- Born: 22 June 1965 Springs, South Africa
- Died: 18 August 2010 (aged 45) Fish Hoek, South Africa
- Occupations: Actress; author; playwright; television presenter;
- Known for: Hosting the South African version of The Weakest Link

= Fiona Coyne (presenter) =

South African actress, writer and television personality/presenter

Fiona Coyne (22 June 1965 – 18 August 2010) was a South African actress, author, playwright and television presenter who hosted the South African version of The Weakest Link.

Coyne was born in Springs, South Africa in 1965. She was a member of the Capab drama group for seven years after training as an actor. She also worked at a rhinoceros and elephant sanctuary in Kenya for four years.

She was the playwright of many notable plays such as The Birthday, Glass Roots and As the Koekie crumbles.

In 2009, Coyne appeared in The Adventures of Pinocchio, a pantomime by Janice Honeyman, as Katarina the Cat. She also authored the book Who Moved My Ladder? The Working Woman's Guide to Success.

Coyne was best known in South Africa for her position as the presenter of The Weakest Link. Her appearance, hair, dress and style of speaking to contestants were based on those of Anne Robinson, who hosted the British version of the show. Coyne beat approximately 500 people for The Weakest Link position.

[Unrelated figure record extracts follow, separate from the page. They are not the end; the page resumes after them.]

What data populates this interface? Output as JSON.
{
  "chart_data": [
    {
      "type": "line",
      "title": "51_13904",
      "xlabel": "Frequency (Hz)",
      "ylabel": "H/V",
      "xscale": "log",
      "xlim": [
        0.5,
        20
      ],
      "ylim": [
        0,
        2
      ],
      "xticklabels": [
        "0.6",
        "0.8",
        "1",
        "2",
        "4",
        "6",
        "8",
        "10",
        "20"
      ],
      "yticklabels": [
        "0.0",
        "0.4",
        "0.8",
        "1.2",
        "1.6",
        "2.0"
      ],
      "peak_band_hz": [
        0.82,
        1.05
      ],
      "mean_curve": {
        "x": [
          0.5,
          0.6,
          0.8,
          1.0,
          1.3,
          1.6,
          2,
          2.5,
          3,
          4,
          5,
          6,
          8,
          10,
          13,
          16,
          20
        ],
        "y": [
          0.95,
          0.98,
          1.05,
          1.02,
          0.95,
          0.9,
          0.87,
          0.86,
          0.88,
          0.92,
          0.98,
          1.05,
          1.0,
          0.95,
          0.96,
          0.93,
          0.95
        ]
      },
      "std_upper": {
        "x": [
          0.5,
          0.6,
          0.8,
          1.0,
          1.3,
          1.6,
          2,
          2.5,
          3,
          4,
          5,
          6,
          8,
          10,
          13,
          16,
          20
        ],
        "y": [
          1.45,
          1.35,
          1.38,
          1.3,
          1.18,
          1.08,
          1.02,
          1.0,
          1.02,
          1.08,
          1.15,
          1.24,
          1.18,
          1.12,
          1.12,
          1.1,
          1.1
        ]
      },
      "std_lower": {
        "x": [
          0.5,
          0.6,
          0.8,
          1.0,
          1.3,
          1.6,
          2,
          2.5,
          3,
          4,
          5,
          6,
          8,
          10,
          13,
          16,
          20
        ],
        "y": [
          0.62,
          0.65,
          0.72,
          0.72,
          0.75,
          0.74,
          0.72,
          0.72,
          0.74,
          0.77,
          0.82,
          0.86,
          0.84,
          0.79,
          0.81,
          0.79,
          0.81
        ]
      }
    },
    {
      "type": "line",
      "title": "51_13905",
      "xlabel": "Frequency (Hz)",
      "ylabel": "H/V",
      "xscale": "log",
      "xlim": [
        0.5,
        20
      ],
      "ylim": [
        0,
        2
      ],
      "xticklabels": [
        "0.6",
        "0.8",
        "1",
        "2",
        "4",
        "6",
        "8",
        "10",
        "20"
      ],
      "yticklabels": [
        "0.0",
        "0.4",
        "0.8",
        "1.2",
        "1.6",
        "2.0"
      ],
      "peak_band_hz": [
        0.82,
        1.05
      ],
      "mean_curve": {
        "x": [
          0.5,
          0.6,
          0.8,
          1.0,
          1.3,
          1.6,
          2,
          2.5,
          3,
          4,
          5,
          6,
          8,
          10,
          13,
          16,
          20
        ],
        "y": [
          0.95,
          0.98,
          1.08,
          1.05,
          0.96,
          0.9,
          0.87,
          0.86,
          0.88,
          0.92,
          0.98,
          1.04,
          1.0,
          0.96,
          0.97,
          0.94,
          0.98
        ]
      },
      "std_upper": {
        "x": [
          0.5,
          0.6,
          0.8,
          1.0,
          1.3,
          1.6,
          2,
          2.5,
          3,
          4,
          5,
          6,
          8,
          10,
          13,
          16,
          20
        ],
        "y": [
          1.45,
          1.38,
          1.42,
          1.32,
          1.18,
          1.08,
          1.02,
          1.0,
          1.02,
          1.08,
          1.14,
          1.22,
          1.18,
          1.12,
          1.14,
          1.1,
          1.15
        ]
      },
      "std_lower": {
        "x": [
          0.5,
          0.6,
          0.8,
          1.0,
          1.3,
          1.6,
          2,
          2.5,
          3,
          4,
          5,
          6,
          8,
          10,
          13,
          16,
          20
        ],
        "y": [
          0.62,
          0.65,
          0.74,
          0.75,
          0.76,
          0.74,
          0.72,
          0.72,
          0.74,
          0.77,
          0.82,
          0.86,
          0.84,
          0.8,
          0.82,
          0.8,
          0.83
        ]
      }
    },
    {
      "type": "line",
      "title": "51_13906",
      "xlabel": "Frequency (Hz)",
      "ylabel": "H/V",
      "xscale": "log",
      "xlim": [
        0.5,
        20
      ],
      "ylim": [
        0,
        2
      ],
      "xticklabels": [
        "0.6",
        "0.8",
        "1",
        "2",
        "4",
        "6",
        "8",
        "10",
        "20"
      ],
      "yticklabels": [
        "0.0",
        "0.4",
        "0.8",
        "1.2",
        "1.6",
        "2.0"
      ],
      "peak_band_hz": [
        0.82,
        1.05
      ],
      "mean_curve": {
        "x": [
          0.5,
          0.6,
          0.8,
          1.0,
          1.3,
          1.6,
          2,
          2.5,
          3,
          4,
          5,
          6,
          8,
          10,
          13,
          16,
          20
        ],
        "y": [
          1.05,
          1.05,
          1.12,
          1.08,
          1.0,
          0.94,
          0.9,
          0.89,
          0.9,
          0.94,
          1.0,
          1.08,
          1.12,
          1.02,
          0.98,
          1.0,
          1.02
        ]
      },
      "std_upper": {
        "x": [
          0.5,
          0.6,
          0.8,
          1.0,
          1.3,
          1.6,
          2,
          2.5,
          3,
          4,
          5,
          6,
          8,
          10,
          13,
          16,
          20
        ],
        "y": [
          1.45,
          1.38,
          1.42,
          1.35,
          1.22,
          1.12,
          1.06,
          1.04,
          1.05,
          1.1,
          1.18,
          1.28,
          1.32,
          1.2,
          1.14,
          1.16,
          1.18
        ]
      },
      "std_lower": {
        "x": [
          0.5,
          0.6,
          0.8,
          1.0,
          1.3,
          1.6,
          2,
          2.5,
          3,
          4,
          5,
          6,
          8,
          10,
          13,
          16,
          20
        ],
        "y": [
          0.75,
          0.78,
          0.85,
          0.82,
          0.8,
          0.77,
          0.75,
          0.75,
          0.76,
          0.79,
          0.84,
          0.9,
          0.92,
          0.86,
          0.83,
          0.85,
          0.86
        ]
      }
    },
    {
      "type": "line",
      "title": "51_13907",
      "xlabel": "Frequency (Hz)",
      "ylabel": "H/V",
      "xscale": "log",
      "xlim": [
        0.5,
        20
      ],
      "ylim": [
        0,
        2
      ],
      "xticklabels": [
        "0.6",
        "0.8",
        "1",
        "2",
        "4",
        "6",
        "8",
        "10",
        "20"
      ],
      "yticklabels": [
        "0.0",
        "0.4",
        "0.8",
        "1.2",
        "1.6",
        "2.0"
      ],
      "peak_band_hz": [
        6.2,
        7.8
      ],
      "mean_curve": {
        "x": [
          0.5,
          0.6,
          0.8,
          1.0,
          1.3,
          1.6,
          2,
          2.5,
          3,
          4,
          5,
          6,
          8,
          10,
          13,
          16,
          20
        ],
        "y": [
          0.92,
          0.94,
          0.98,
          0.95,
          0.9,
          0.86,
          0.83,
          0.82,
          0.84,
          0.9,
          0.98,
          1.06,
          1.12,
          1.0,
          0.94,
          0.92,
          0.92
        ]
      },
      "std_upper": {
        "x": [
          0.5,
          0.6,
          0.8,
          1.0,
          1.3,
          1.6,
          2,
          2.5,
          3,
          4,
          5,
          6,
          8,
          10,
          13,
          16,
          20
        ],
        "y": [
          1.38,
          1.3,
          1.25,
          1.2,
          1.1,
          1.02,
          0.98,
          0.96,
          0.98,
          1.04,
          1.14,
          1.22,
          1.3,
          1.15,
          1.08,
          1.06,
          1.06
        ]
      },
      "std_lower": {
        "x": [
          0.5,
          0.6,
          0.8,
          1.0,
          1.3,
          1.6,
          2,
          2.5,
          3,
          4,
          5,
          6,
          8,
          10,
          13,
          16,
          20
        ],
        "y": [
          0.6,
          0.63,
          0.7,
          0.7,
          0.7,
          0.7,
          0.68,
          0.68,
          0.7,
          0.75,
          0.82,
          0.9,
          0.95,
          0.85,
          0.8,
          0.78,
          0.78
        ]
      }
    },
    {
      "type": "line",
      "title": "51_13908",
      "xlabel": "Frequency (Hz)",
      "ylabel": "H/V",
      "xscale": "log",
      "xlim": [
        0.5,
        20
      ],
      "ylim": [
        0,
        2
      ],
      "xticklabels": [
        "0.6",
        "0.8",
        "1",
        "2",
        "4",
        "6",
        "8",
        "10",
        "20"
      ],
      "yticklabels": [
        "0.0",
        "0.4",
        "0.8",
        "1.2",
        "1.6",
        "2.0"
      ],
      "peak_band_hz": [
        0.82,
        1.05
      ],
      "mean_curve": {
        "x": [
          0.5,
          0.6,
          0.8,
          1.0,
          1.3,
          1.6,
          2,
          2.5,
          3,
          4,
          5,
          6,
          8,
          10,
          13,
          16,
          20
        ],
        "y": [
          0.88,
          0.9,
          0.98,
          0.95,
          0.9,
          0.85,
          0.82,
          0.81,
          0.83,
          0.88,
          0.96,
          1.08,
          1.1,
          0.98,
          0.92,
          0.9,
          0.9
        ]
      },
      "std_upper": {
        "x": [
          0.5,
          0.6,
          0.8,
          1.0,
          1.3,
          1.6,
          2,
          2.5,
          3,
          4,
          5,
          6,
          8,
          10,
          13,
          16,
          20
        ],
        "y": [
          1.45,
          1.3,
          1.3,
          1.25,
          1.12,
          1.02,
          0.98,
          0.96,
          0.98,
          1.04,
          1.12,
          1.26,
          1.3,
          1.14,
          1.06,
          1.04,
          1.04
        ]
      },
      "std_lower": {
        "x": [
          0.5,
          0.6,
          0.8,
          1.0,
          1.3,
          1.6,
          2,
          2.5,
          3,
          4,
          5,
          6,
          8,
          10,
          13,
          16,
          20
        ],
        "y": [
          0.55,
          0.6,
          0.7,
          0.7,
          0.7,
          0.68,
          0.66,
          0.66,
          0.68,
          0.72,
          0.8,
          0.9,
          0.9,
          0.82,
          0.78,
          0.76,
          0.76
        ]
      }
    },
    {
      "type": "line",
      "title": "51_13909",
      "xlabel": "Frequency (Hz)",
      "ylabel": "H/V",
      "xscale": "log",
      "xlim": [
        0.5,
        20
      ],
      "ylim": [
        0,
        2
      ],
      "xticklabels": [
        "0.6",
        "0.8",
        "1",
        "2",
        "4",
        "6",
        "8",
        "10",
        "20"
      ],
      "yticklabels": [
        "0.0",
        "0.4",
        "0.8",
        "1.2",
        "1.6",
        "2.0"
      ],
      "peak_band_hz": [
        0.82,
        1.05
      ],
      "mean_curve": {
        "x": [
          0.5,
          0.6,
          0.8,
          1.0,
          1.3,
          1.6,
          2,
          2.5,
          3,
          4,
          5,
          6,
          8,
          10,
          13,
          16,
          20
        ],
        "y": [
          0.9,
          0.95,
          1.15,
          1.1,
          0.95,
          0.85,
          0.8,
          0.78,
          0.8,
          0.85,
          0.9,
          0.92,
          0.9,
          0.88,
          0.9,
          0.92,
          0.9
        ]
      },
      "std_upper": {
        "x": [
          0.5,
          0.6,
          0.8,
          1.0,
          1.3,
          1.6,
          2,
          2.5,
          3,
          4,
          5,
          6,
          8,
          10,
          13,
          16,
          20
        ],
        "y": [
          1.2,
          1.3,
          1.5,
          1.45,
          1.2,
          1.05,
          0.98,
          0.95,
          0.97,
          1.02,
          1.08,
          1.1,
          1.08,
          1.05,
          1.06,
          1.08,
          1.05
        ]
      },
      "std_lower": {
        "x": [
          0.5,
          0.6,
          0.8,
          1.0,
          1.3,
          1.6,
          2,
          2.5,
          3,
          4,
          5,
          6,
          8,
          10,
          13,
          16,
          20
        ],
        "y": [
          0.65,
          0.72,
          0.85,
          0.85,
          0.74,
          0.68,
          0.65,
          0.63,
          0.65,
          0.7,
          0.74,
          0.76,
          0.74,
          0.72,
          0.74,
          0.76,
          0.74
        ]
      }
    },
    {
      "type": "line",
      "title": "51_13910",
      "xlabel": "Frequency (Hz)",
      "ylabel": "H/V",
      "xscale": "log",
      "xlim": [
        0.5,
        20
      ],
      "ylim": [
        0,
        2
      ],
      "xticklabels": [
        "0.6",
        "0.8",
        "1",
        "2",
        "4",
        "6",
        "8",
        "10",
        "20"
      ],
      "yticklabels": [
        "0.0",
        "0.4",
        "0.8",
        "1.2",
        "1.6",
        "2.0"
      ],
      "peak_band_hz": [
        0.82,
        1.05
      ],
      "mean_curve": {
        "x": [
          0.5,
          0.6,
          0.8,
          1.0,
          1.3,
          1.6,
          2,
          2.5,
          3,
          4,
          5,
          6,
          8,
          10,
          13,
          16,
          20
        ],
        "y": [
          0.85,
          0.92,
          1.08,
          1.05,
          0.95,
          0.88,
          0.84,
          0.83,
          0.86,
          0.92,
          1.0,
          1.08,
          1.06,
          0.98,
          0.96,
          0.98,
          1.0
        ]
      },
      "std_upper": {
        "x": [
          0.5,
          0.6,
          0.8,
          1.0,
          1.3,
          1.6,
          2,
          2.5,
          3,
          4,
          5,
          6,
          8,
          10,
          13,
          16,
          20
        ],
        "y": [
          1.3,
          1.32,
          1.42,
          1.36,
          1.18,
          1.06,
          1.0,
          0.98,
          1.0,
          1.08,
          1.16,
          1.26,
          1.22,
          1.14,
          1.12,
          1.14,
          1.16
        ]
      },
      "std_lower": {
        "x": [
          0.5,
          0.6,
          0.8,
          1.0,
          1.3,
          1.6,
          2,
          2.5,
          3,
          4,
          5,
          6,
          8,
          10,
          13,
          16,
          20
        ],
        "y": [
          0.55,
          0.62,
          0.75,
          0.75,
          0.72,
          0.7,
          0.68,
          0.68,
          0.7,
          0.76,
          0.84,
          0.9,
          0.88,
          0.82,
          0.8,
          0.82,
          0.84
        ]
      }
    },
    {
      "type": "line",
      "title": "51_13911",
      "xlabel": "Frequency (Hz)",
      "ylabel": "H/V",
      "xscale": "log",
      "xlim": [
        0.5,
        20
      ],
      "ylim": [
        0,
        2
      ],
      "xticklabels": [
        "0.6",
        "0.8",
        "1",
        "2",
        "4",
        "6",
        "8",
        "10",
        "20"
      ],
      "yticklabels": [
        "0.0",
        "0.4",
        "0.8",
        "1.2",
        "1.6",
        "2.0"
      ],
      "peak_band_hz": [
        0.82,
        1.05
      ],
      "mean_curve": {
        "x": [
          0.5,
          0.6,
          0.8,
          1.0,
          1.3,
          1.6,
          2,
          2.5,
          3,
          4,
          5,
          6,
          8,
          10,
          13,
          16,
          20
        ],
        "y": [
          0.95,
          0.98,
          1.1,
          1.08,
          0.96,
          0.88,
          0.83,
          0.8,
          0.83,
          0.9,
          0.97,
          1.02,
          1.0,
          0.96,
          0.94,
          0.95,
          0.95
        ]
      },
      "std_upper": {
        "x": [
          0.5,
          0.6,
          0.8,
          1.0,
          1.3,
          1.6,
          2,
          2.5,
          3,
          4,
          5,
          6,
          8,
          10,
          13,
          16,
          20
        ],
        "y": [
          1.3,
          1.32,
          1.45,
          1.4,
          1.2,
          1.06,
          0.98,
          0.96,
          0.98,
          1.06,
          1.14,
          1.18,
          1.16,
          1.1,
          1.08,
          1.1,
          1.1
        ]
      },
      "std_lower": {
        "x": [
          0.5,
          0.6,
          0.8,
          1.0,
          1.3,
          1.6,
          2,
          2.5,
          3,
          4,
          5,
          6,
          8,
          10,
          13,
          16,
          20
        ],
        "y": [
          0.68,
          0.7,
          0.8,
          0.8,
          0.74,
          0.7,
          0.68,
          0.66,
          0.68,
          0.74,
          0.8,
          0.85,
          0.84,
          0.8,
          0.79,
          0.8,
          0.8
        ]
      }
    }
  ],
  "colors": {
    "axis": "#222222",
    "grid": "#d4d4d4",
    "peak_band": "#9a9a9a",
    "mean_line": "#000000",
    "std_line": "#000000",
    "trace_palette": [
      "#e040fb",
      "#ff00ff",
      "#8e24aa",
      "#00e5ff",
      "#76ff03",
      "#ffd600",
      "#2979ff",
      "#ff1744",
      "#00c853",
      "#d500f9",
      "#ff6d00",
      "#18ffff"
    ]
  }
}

She travelled to London in 2003 to train with Anne Robinson before the South African version of the show was launched.

Coyne died at her home in Fish Hoek, South Africa, on 18 August 2010, aged 45, from a suspected suicide. She had recently divorced her husband, Willie Fritz, after 22 years of marriage. She had reportedly left notes for her housekeeper, Zoleka Shumani, and her family. Her funeral was held at St. Peter's Roman Catholic church in Strand, Western Cape.